Reaming works best with pre-machined holes that have small amounts of stock. When compared to finish boring, a reamer holds tighter tolerances for longer periods of time because the cutting is generally spread out over multiple flutes. Such characteristics also allow for faster feeds over finish boring heads. 

However, when it comes to reaming, it is important to understand not all reamers are the same. Manufacturers must determine if they are machining a blind or through hole as the geometry of the reamer and the method of applying the coolant will be different in each situation. In blind hole applications, the coolant must come from the front of the reamer to flush the chips back out of the hole. For through hole operations, the coolant should originate from slightly behind the tip of the reamer to flush the chips forward out of the hole. In fact, coolant delivery is one of the most important aspects of the reaming operation. Coolant needs to have a high amount of lubricity, especially when using a padded reamer. High-pressure coolant is also important in chip evacuation. For example, if a shop is reaming a deep hole but only has external coolant and/or low-pressure coolant, this can cause poor chip evacuation and ultimately result in shortened tool life and a bad surface finish.
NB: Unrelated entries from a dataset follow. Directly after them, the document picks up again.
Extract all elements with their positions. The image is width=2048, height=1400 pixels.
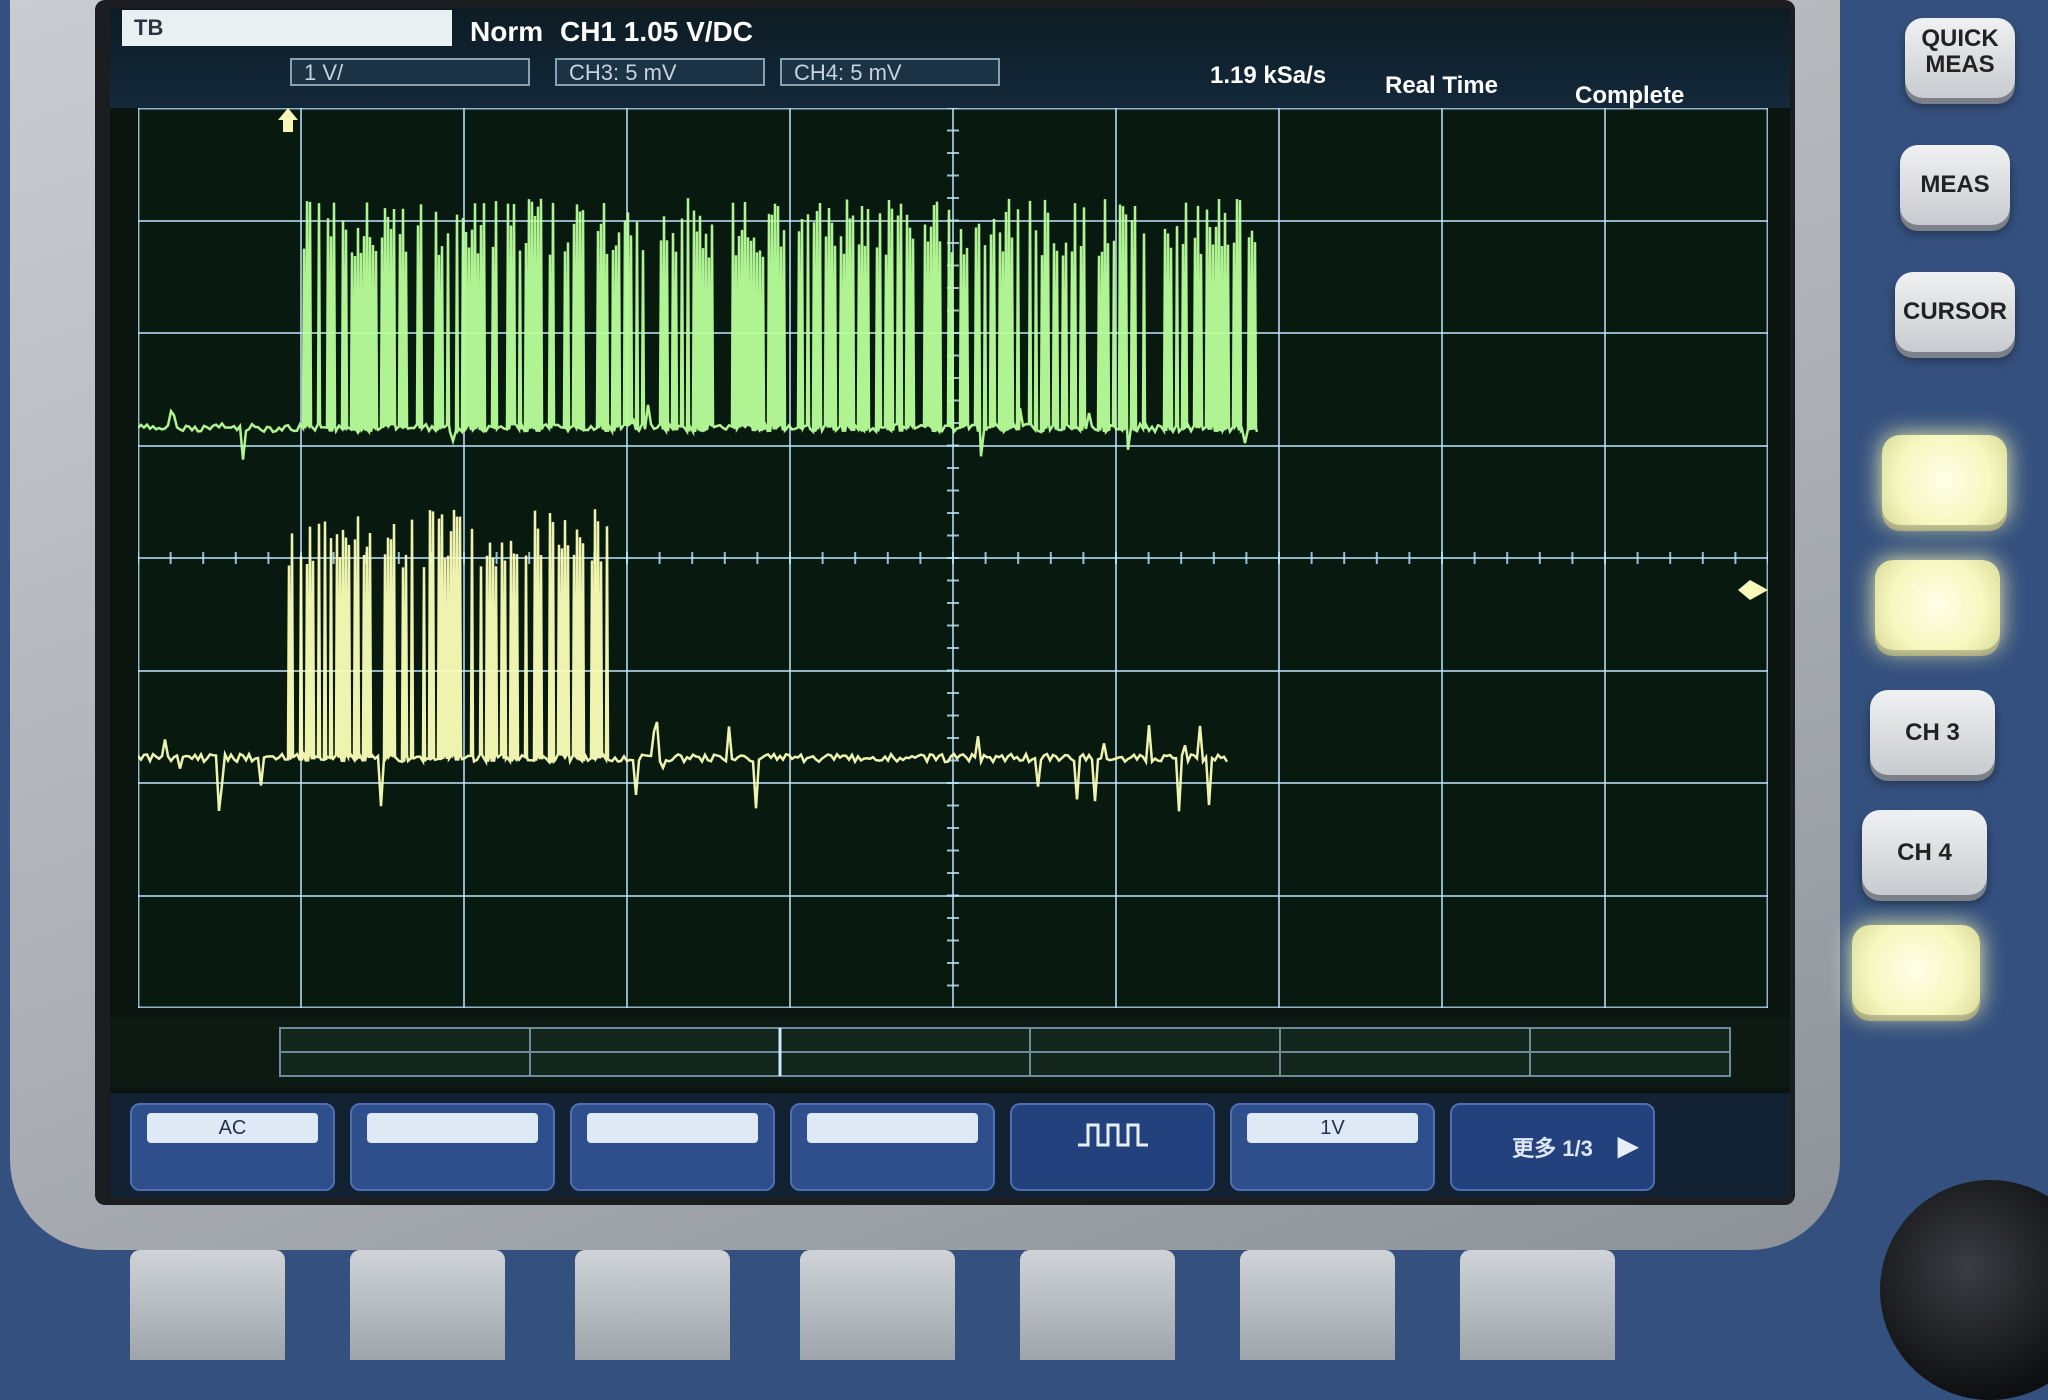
softkey-probe-value: 1V [1247, 1113, 1418, 1143]
status-header: TB Norm CH1 1.05 V/DC 1 V/ CH3: 5 mV CH4… [110, 8, 1790, 109]
softkey-3-value [587, 1113, 758, 1143]
meas-label: MEAS [1920, 171, 1990, 198]
waveform-display [138, 108, 1768, 1008]
softkey-3[interactable] [570, 1103, 775, 1191]
ch3-label: CH 3 [1905, 719, 1960, 746]
ch2-scale-box[interactable]: 1 V/ [290, 58, 530, 86]
math-button[interactable] [1852, 925, 1980, 1015]
softkey-2[interactable] [350, 1103, 555, 1191]
ch3-scale-box[interactable]: CH3: 5 mV [555, 58, 765, 86]
softkey-4-value [807, 1113, 978, 1143]
softkey-coupling-value: AC [147, 1113, 318, 1143]
ch3-button[interactable]: CH 3 [1870, 690, 1995, 775]
softkey-tab-7[interactable] [1460, 1250, 1615, 1360]
softkey-tab-5[interactable] [1020, 1250, 1175, 1360]
acquisition-mode-label: Real Time [1385, 72, 1498, 99]
play-arrow-icon: ▶ [1617, 1130, 1639, 1161]
cursor-button[interactable]: CURSOR [1895, 272, 2015, 352]
softkey-more[interactable]: 更多 1/3 ▶ [1450, 1103, 1655, 1191]
trigger-position-marker[interactable] [278, 108, 298, 132]
rotary-knob[interactable] [1880, 1180, 2048, 1400]
oscilloscope-screen: TB Norm CH1 1.05 V/DC 1 V/ CH3: 5 mV CH4… [110, 8, 1790, 1198]
acquisition-status-label: Complete [1575, 82, 1685, 109]
trigger-mode-label: Norm [470, 16, 544, 47]
softkey-probe[interactable]: 1V [1230, 1103, 1435, 1191]
ch2-button[interactable] [1875, 560, 2000, 650]
ch1-scale-label: CH1 1.05 V/DC [560, 16, 753, 47]
trigger-level-marker[interactable] [1738, 580, 1768, 600]
softkey-tab-3[interactable] [575, 1250, 730, 1360]
ch1-waveform [138, 198, 1259, 460]
ch4-scale-box[interactable]: CH4: 5 mV [780, 58, 1000, 86]
softkey-coupling[interactable]: AC [130, 1103, 335, 1191]
sample-rate-label: 1.19 kSa/s [1210, 62, 1327, 89]
ch1-button[interactable] [1882, 435, 2007, 525]
softkey-tab-2[interactable] [350, 1250, 505, 1360]
ch4-button[interactable]: CH 4 [1862, 810, 1987, 895]
waveform-filter-icon [1077, 1123, 1148, 1147]
softkey-tab-1[interactable] [130, 1250, 285, 1360]
meas-button[interactable]: MEAS [1900, 145, 2010, 225]
cursor-label: CURSOR [1902, 298, 2007, 325]
softkey-menu-bar: AC 1V 更多 1/3 ▶ [110, 1093, 1790, 1198]
softkey-tab-6[interactable] [1240, 1250, 1395, 1360]
softkey-2-value [367, 1113, 538, 1143]
quick-meas-button[interactable]: QUICK MEAS [1905, 18, 2015, 98]
softkey-filter[interactable] [1010, 1103, 1215, 1191]
record-overview-bar[interactable] [110, 1018, 1790, 1088]
softkey-tab-4[interactable] [800, 1250, 955, 1360]
waveform-grid[interactable] [138, 108, 1768, 1008]
record-overview-graphic [279, 1027, 1731, 1077]
quick-meas-label: QUICK MEAS [1921, 25, 1999, 78]
ch4-label: CH 4 [1897, 839, 1952, 866]
softkey-4[interactable] [790, 1103, 995, 1191]
trigger-info-box[interactable]: TB [122, 10, 452, 46]
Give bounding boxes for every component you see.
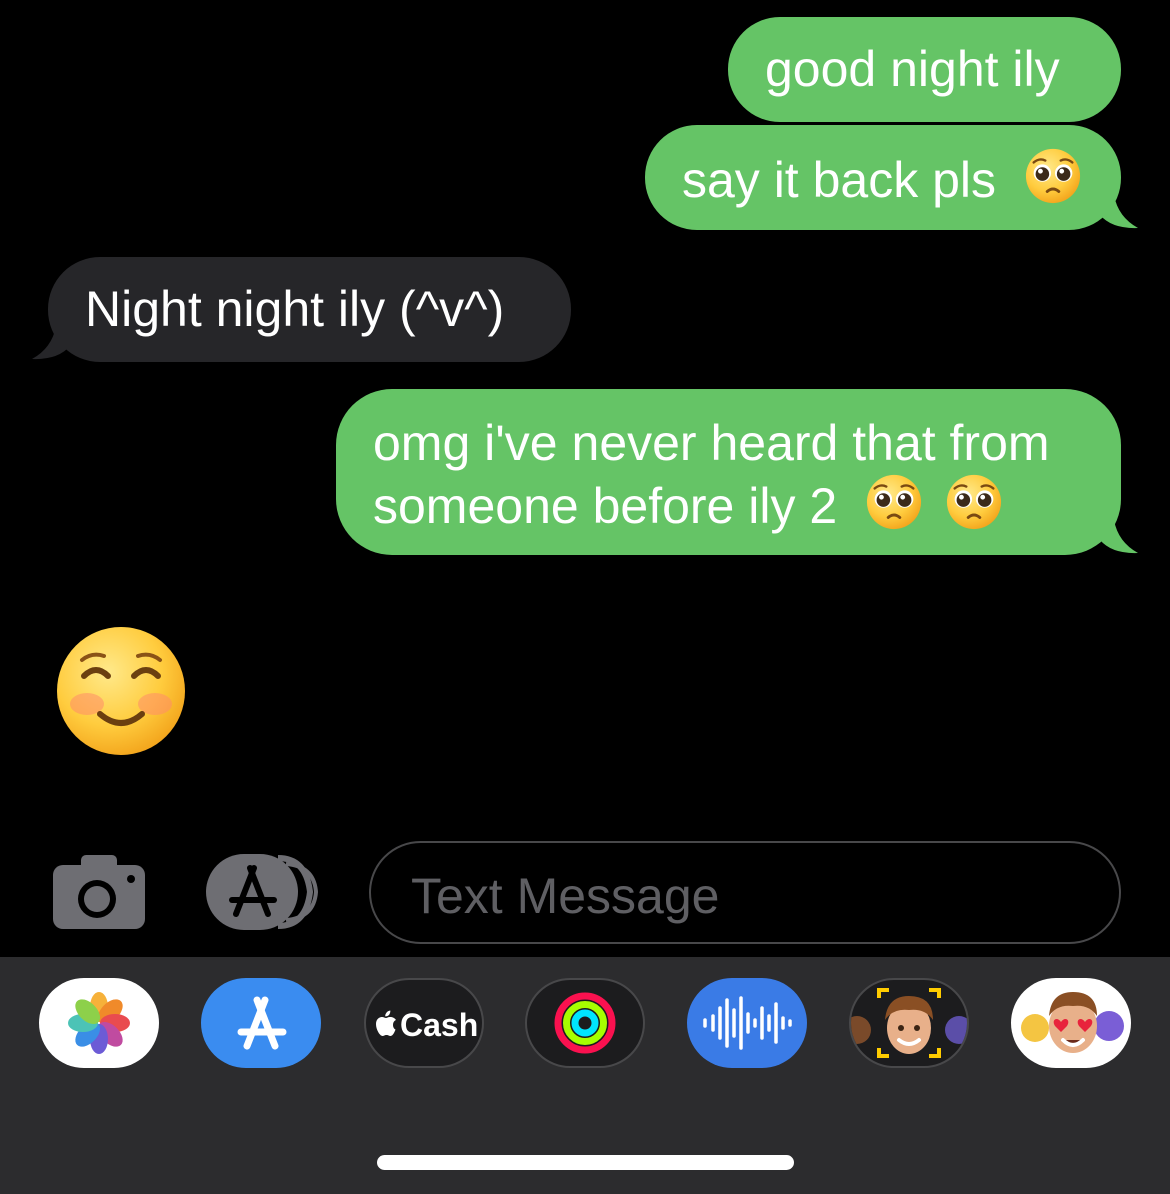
incoming-message-1[interactable]: Night night ily (^v^) [48, 257, 571, 362]
apple-cash-app-button[interactable]: Cash [364, 978, 484, 1068]
memoji-icon [851, 988, 967, 1058]
app-store-app-button[interactable] [201, 978, 321, 1068]
memoji-stickers-icon [1021, 992, 1124, 1053]
apple-logo-icon [376, 1010, 396, 1036]
photos-app-button[interactable] [39, 978, 159, 1068]
waveform-icon [703, 996, 792, 1050]
audio-message-app-button[interactable] [687, 978, 807, 1068]
pleading-face-icon [867, 474, 922, 530]
memoji-app-button[interactable] [849, 978, 969, 1068]
message-text: good night ily [765, 41, 1060, 97]
pleading-face-icon [1025, 148, 1080, 204]
message-text-line-1: omg i've never heard that from [373, 415, 1050, 471]
activity-rings-icon [554, 992, 616, 1054]
outgoing-message-2[interactable]: say it back pls [645, 125, 1121, 230]
outgoing-message-1[interactable]: good night ily [728, 17, 1121, 122]
camera-icon[interactable] [53, 855, 145, 929]
app-store-icon [237, 996, 287, 1050]
memoji-stickers-app-button[interactable] [1011, 978, 1131, 1068]
cash-label: Cash [400, 1007, 479, 1043]
home-indicator[interactable] [377, 1155, 794, 1170]
bubble-tail [1100, 195, 1138, 229]
message-text-line-2: someone before ily 2 [373, 478, 838, 534]
bubble-tail [32, 326, 70, 360]
pleading-face-icon [946, 474, 1002, 530]
bubble-tail [1100, 520, 1138, 554]
message-input-placeholder: Text Message [411, 868, 720, 924]
activity-app-button[interactable] [525, 978, 645, 1068]
outgoing-message-3[interactable]: omg i've never heard that from someone b… [336, 389, 1121, 555]
message-text: say it back pls [682, 152, 997, 208]
photos-icon [68, 992, 130, 1054]
message-text: Night night ily (^v^) [85, 281, 505, 337]
message-input[interactable]: Text Message [369, 841, 1121, 944]
app-store-drawer-icon[interactable] [206, 854, 322, 930]
smiling-face-with-blushing-eyes-icon[interactable] [54, 624, 188, 758]
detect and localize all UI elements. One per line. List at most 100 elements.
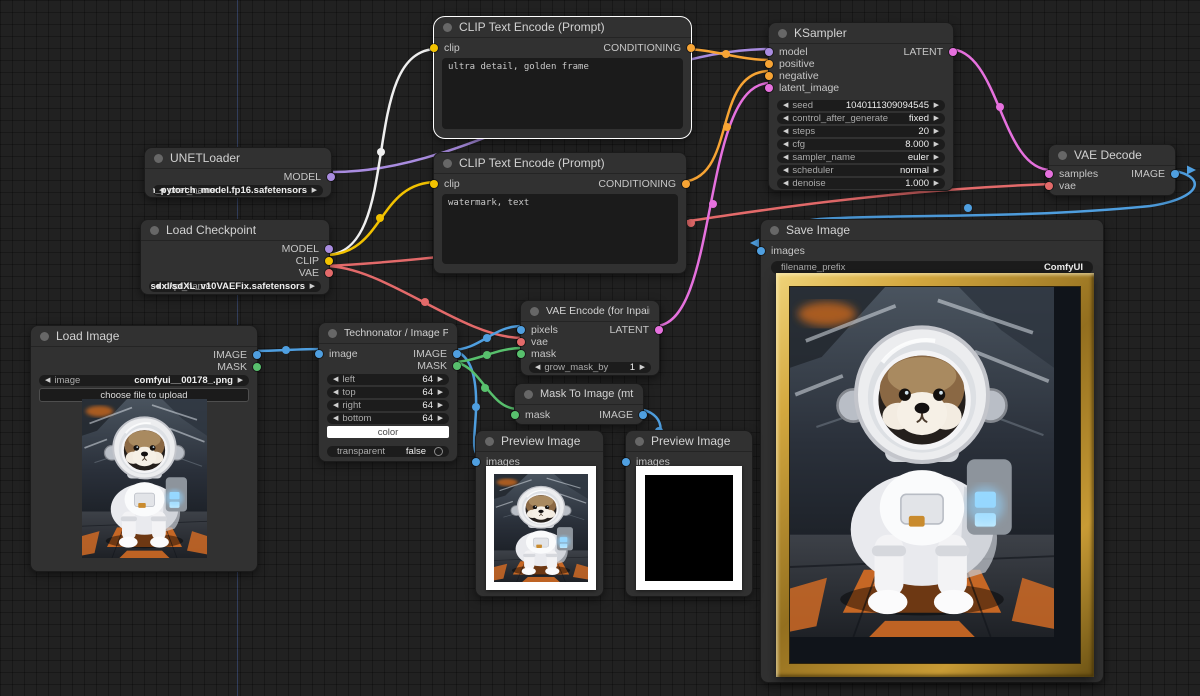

Furthermore, stock allowance is an important aspect of reaming. Too much stock allowance can result in chattering upon entry of the hole as this extra stock dramatically increases tool pressure. But even if the reamer does not chatter from the extra stock, the cutting area for a reamer is quite small, and the extra material passing over the cutting zone will quickly wear it away and decrease tool life. For example, in steel applications, it is a good rule of thumb to leave only 0.1524 to 0.2032 mm (0.006 to 0.008 in.) total stock for the reamer. On the flip side, when there is insufficient stock, the reamer will push instead of cut. There also may not be enough stock to clean up the hole completely from the drill operation.

Runout must also be taken into consideration because it can wreak havoc on the reaming process (as well as any other machining process). It’s important to have a newer, accurate machine tool as well as high accuracy toolholders, such as hydraulic or shrink fit holders, to help combat runout. When you are dealing with tenths or microns the process must be secure.

Furthermore, several manufacturers like solid reamers because they are easy to use. However, a coated solid reamer is only good for a certain hole tolerance – anything below an H7 tolerance generally requires an adjustable reamer. Adjustable reamers are very accurate but require setting to achieve high accuracy. 

Because finish boring and reaming approach holemaking differently, there might be situations where shops need to apply both processes to successfully complete a project. In the past, Seco assisted a gun component manufacturer in a holemaking application that required true positioning and very tight tolerances. The manufacturer attained the tight tolerances through reaming, but first had to use boring to straighten the holes before the reamer could accurately do its job.

In another example, a customer was losing valuable productivity time by utilizing a finish boring head to machine 125 holes in each of the large plates that it was producing at high volumes. These holes had very tight tolerances, requiring an adjustment of the finish boring head after every seven holes due to insert wear. It turned out reaming was a better solution because the customer could feed a reamer five times faster than a boring head due to the reamer having multiple flutes. The finish boring head would have been a suitable option if the customer were only machining five holes in a 10-piece job. SMT

Mike Smith is product manager for Seco, Reaming and EPB.